Петр Григорьевич прилег на кровать и почти сразу же задремал. Он это понял, потому что во сне Танюшка ласково помассировала ему грудь, опустила руку к животу, еще ниже… Действительно, Танька-встанька. Но даже во сне была Танина ласка бесконечно печальна, потому что каким-то краешком сознания понимал Петр Григорьевич, что это всего лишь сон…

* * *

Раздался телефонный звонок, и Петр Григорьевич взял трубку.

– Это Костя, шеф. Я подъезжаю. Подняться за вами?

– Лучше жди в машине. Вообще, старайся машину одну пока не оставлять, кто их знает, что они еще надумают.

– Те, которые…

– Сам понимаешь, что на медсестре они могут и не остановиться. Попробую спуститься сам.

Петр Григорьевич посмотрел на себя в зеркало. М-да… Старая больная обезьяна с печальными глазами и редкими волосенками. Он помассировал лицо руками и пошел к выходу.

Галя стояла в холле и держала в руках его кожаную куртку.

– Я подумала, Петенька, что в куртке тебе будет теплее, все-таки на улице довольно прохладно.

– Спасибо, детка. – Может, зря он так к каждому ее слову цепляется.

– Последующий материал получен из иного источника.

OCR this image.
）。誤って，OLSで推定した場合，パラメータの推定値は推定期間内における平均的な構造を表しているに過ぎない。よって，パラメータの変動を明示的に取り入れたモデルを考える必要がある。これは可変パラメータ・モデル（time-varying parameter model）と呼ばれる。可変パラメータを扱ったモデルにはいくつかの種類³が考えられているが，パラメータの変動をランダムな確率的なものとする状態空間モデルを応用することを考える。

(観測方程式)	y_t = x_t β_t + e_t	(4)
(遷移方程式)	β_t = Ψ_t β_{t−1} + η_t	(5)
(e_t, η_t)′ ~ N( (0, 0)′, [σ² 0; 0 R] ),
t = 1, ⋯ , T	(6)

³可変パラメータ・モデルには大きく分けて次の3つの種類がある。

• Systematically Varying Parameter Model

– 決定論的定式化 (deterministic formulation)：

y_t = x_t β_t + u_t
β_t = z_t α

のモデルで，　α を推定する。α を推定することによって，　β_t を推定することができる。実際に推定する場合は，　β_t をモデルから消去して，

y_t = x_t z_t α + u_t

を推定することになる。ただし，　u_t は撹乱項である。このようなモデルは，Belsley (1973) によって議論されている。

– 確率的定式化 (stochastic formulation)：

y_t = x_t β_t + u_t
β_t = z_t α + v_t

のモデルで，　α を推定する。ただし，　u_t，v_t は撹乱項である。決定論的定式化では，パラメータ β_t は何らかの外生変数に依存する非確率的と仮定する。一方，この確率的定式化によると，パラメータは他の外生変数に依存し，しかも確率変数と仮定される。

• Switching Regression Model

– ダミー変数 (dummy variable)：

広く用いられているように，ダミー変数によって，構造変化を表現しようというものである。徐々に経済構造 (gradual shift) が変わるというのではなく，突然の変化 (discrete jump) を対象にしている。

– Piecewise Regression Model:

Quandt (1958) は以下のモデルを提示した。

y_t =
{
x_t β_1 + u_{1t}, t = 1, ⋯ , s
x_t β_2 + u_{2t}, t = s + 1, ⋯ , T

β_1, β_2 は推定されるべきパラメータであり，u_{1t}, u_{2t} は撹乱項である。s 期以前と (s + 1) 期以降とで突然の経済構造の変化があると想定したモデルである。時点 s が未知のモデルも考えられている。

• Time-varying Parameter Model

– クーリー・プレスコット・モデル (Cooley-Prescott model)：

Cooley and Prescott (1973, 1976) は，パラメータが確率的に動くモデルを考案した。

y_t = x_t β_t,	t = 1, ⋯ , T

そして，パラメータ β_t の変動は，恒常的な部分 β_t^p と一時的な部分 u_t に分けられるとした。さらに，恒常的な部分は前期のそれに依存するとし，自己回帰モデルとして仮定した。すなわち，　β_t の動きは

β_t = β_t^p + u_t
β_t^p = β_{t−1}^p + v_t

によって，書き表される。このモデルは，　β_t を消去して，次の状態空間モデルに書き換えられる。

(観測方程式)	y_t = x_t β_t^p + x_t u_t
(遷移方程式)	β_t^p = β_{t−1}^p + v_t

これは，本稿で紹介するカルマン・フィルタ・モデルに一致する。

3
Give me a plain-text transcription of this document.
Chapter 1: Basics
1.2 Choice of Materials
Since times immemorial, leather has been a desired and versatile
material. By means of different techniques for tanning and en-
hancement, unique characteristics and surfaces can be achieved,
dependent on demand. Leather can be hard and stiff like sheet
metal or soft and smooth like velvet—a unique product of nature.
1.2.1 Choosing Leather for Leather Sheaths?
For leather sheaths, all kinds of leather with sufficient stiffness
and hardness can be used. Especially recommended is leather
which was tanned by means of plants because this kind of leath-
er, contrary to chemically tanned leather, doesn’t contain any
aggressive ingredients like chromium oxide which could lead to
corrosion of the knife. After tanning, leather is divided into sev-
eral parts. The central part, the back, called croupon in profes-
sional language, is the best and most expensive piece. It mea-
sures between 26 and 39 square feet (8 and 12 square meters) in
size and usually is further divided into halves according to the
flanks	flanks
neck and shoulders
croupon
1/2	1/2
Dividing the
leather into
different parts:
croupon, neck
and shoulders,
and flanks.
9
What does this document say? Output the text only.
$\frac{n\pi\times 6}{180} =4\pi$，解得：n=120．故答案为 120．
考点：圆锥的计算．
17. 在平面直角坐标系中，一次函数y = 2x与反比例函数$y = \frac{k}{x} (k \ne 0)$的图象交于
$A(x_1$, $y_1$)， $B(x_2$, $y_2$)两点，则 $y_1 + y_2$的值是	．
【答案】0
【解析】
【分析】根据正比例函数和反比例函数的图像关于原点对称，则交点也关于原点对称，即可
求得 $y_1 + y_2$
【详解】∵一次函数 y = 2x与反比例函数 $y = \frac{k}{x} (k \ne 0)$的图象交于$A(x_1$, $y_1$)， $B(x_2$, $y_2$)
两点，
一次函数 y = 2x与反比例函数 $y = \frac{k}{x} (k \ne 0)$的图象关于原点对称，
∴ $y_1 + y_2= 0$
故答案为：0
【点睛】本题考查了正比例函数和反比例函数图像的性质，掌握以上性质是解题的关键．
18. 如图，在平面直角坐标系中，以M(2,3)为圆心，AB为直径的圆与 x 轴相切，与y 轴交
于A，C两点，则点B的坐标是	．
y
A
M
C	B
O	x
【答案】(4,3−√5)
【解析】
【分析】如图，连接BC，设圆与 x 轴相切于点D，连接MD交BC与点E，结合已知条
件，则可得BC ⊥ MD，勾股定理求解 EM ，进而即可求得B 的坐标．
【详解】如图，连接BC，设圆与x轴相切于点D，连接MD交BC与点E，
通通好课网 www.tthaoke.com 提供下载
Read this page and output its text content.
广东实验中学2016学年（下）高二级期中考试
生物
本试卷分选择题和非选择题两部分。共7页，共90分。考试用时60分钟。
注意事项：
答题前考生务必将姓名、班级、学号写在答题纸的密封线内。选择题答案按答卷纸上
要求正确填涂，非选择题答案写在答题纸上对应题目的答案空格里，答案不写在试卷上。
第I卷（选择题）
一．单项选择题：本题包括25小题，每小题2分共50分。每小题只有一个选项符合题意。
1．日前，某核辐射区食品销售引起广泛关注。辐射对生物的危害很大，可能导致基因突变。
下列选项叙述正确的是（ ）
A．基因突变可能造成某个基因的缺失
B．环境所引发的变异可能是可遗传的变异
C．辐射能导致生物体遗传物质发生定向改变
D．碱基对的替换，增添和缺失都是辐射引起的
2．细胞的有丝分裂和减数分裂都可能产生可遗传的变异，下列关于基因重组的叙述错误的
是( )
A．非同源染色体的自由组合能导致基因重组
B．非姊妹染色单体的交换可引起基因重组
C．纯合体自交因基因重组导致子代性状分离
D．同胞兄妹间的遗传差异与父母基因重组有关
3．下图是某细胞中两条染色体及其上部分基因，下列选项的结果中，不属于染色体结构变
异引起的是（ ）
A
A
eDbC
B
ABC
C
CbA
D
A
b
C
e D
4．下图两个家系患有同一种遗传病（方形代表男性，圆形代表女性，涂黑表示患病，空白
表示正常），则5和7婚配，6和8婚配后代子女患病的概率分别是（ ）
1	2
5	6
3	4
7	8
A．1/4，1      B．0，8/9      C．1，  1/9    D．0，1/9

Может, все-таки привязана она к нему…

Он надел куртку и вышел к лифту. Ноги были слабыми, но голова, кажется, еще работала вполне пристойно.

Его темно-синий «лексус» был как всегда надраен до блеска – и как только Костя ухитряется всегда держать машину в таком виде? – Костя выскочил, чтобы открыть ему переднюю дверцу рядом с собой.

– Поедем на Пушкинскую, у меня, как у молоденького, встреча там около Пушкина. Сколько она продлится – не знаю. Может, минут десять–пятнадцать, а может, и дольше. Если где-нибудь в районе Известий припарковаться не сможешь, найди местечко у Ленкома или напротив. Я тебе позвоню, и ты подъедешь. Что в милиции?

– Как мы и предполагали, мобильника при Даше не оказалось. Боялись, надо думать, что по нему можно будет определить, с кем она разговаривала накануне. В кармане комбинезона, или как он там в больнице называется, у нее нашли мелкие осколки, предположительно от раздавленной во время наезда на нее ампулы. Содержимое отправили на экспертизу.

– В конторе?

– Всё вроде спокойно. Ваша секретарша Анна Николаевна уже несколько раз спрашивала меня, как вы себя чувствуете, почему не звоните ей и когда выйдете на работу.

– Надо было, конечно, позвонить ей. Столько лет уже вместе… А говорят, что у меня?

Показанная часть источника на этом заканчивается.